Three-man gang steals £3m paintings
Gardai are today investigating the theft of two paintings valued at a total of £3m from Russborough House, Co Wicklow.
A three-man masked gang, one believed to be armed, ram-raided their way into a building with a jeep-style vehicle at lunchtime and stole the two works from a collection on show there.
No one was hurt in the incident.
The raiders escaped in a car which was later found burned-out in a nearby car park.
A major search was later launched for the gang.
The stolen paintings were by Gainsborough and Belotto and sources said their combined estimated worth was at least £3m.
The robbery took place less than one hour ago, at about 12.30pm.
Russborough House, near the Co Wicklow village of Blessington, has been the scene of two other major Irish art thefts.
In 1974, an IRA gang which included British heiress Dr Rose Dugdale stole 19 paintings - then valued at £8m - from Russborough, then the home of former Conservative MP Sir Alfred Beit, a member of the de Beers diamond family, and his wife.
The couple were bound and gagged during the raid.
The pictures were later found in Co Cork.
Rose Dugdale and others involved in the raid were afterwards jailed for the robbery.
In 1986, a 13-member gang headed by Dublin criminal boss Martin Cahill - known as The General and later shot dead by the IRA as he sat in his car in Dublin - stole 18 works, including some of those taken and recovered in the earlier incident.
The paintings that were taken included works by Vermeer, Metsu, Goya, Gainsborough and Rubens.
They turned up over a period of years in a number of locations, including London and Belgium, after apparently unsuccessful attempts to sell them.
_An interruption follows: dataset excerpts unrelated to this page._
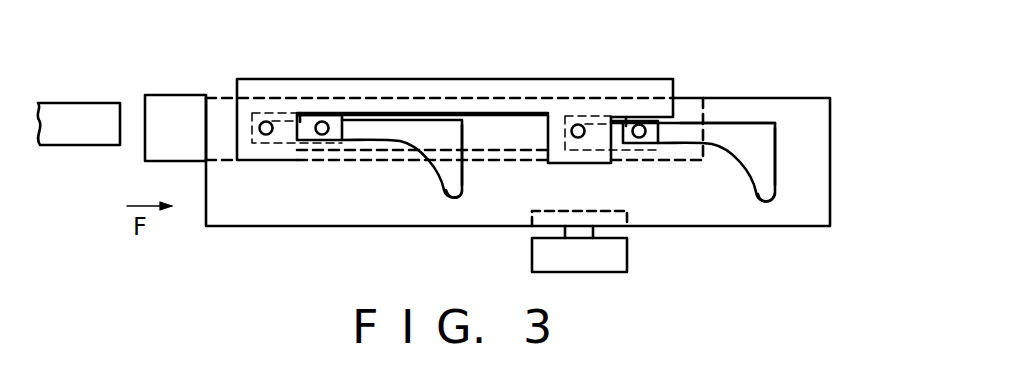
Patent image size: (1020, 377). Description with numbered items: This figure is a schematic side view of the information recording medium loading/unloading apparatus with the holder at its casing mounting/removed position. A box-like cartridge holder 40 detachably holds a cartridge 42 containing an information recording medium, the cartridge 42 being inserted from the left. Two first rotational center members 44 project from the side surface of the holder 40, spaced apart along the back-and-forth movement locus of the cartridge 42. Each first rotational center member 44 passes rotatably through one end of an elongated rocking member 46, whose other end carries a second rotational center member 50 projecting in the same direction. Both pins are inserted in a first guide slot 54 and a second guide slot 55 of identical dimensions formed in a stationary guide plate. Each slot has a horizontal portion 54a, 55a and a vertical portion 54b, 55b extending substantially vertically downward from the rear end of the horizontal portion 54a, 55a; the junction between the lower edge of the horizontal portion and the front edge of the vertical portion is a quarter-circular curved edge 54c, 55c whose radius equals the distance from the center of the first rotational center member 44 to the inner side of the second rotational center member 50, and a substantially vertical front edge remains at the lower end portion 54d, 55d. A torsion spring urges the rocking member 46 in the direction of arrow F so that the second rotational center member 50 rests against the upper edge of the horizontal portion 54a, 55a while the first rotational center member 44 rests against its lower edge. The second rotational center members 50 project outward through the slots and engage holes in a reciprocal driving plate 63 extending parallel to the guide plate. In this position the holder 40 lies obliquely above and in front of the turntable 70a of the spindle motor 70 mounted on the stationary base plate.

The cartridge holder 40 is at (171, 95).
The cartridge 42 is at (82, 146).
The first rotational center member 44 is at (322, 140).
The rocking member 46 is at (251, 118).
The second rotational center member 50 is at (262, 137).
The first guide slot 54 is at (446, 141).
The horizontal portion 54a is at (306, 122).
The vertical portion 54b is at (449, 158).
The curved edge 54c is at (430, 113).
The lower end portion 54d is at (442, 191).
The second guide slot 55 is at (776, 123).
The horizontal portion 55a is at (630, 118).
The vertical portion 55b is at (768, 150).
The curved edge 55c is at (753, 152).
The lower end portion 55d is at (765, 192).
The reciprocal driving plate 63 is at (527, 79).
The spindle motor 70 is at (627, 257).
The turntable 70a is at (628, 212).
The Gainsborough stolen today was also taken in both the previous raids.
Garda Chief Superintendent Sean Feely said of the latest theft: "Two people arrived in a jeep and one in a Volkswagen Golf.
"The jeep was driven up the steps of Russborough House and rammed the front door. Two paintings - Madame Paccelli, by Gainsborough and Scene of Florence by Belotto - are both pretty valuable.
"The thieves tried to burn the jeep outside the house and left in the car, which they also later burned. The gang then tried to hijack another car outside the gates of the house."
The Beit art collection at the centre of the series of raids was given to the Irish nation some years ago.